Even a quick look at 5G spectrum globally will make a couple of things clear: most of the new spectrum--by amount of capacity--is in the millimeter wave regions (30 GHz to 300 GHz. Most of the available “coverage” capacity is in the 600-MHz and the 3.5 GHz regions.
As always, there is an inverse relationship between frequency and capacity: lower frequencies propagate further, and are better for coverage; higher frequencies have more capacity, but propagate less far, and so are better for capacity needs.
It is equally clear that even with extensive spectrum refarming from 2G and 3G, plus spectrum sharing and small cell architectures, most of the future new capacity will have to come from the millimeter wave regions.
Even with robust spectrum refarming, small cell architectures and spectrum sharing, most of the “capacity” will lie in the millimeter wave regions.
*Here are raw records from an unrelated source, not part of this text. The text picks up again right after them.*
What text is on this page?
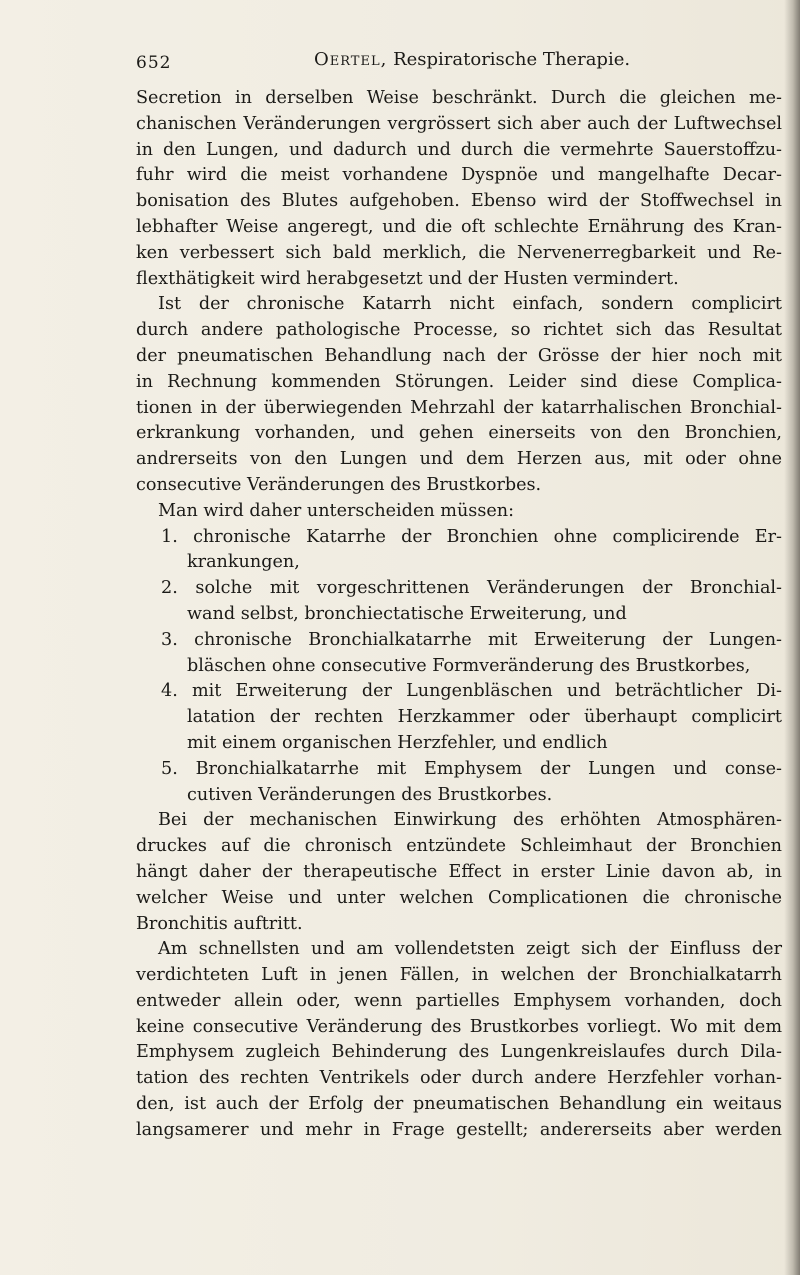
652	Oertel, Respiratorische Therapie.
Secretion in derselben Weise beschränkt. Durch die gleichen me-
chanischen Veränderungen vergrössert sich aber auch der Luftwechsel
in den Lungen, und dadurch und durch die vermehrte Sauerstoffzu-
fuhr wird die meist vorhandene Dyspnöe und mangelhafte Decar-
bonisation des Blutes aufgehoben. Ebenso wird der Stoffwechsel in
lebhafter Weise angeregt, und die oft schlechte Ernährung des Kran-
ken verbessert sich bald merklich, die Nervenerregbarkeit und Re-
flexthätigkeit wird herabgesetzt und der Husten vermindert.
Ist der chronische Katarrh nicht einfach, sondern complicirt
durch andere pathologische Processe, so richtet sich das Resultat
der pneumatischen Behandlung nach der Grösse der hier noch mit
in Rechnung kommenden Störungen. Leider sind diese Complica-
tionen in der überwiegenden Mehrzahl der katarrhalischen Bronchial-
erkrankung vorhanden, und gehen einerseits von den Bronchien,
andrerseits von den Lungen und dem Herzen aus, mit oder ohne
consecutive Veränderungen des Brustkorbes.
Man wird daher unterscheiden müssen:
1. chronische Katarrhe der Bronchien ohne complicirende Er-
krankungen,
2. solche mit vorgeschrittenen Veränderungen der Bronchial-
wand selbst, bronchiectatische Erweiterung, und
3. chronische Bronchialkatarrhe mit Erweiterung der Lungen-
bläschen ohne consecutive Formveränderung des Brustkorbes,
4. mit Erweiterung der Lungenbläschen und beträchtlicher Di-
latation der rechten Herzkammer oder überhaupt complicirt
mit einem organischen Herzfehler, und endlich
5. Bronchialkatarrhe mit Emphysem der Lungen und conse-
cutiven Veränderungen des Brustkorbes.
Bei der mechanischen Einwirkung des erhöhten Atmosphären-
druckes auf die chronisch entzündete Schleimhaut der Bronchien
hängt daher der therapeutische Effect in erster Linie davon ab, in
welcher Weise und unter welchen Complicationen die chronische
Bronchitis auftritt.
Am schnellsten und am vollendetsten zeigt sich der Einfluss der
verdichteten Luft in jenen Fällen, in welchen der Bronchialkatarrh
entweder allein oder, wenn partielles Emphysem vorhanden, doch
keine consecutive Veränderung des Brustkorbes vorliegt. Wo mit dem
Emphysem zugleich Behinderung des Lungenkreislaufes durch Dila-
tation des rechten Ventrikels oder durch andere Herzfehler vorhan-
den, ist auch der Erfolg der pneumatischen Behandlung ein weitaus
langsamerer und mehr in Frage gestellt; andererseits aber werden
With no end in sight to mobile data demand, it already is clear that even full spectrum refarming of all 2G, 3G and 4G spectrum will not match expected demand.
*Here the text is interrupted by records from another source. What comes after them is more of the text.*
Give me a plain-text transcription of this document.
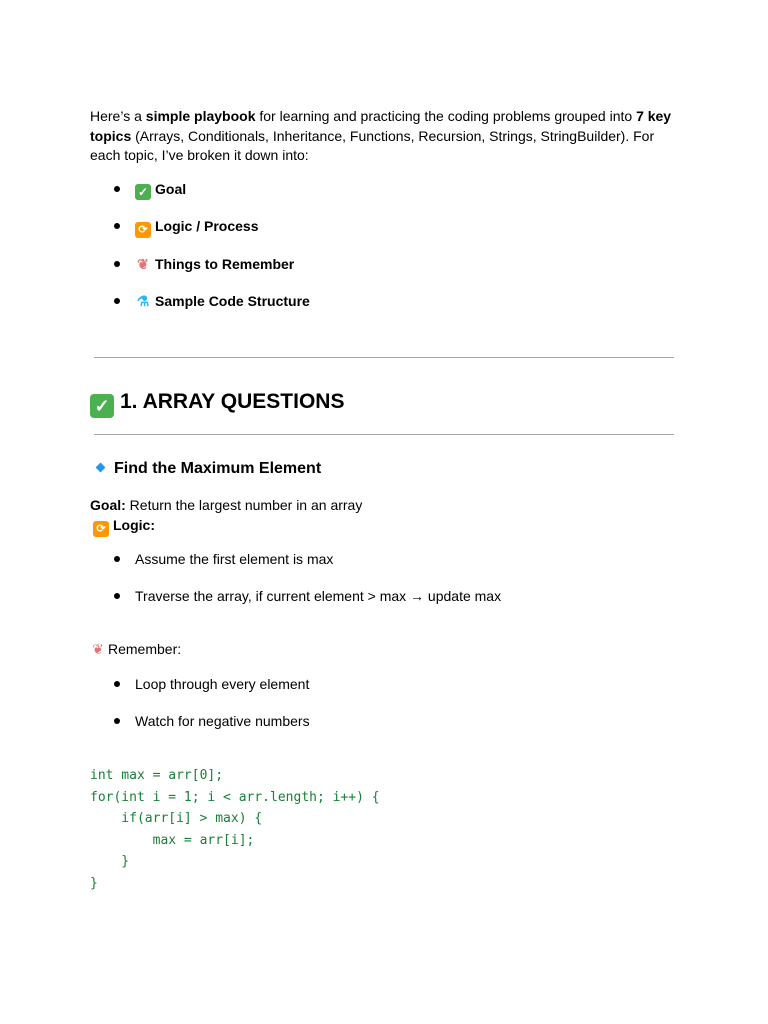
Here’s a simple playbook for learning and practicing the coding problems grouped into 7 key topics (Arrays, Conditionals, Inheritance, Functions, Recursion, Strings, StringBuilder). For each topic, I’ve broken it down into:

✓ Goal
⟳ Logic / Process
❦ Things to Remember
⚗ Sample Code Structure
✓ 1. ARRAY QUESTIONS
Find the Maximum Element
Goal: Return the largest number in an array
⟳ Logic:
Assume the first element is max
Traverse the array, if current element > max → update max
❦ Remember:
Loop through every element
Watch for negative numbers
int max = arr[0];
for(int i = 1; i < arr.length; i++) {
if(arr[i] > max) {
max = arr[i];
}
}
In the United Kingdom and virtually all other global markets, total mobile spectrum in the pre-millimeter-save era has been less than 1 GHz. Compared to that, potential usable millimeter wave spectrum could reach 100 GHz. That is two orders of magnitude more spectrum, not including spectrum sharing, spectrum aggregation, small cell architectures and use of unlicensed spectrum.
The bottom line is that millimeter wave spectrum is where capacity will come from in 5G and all future mobile generations.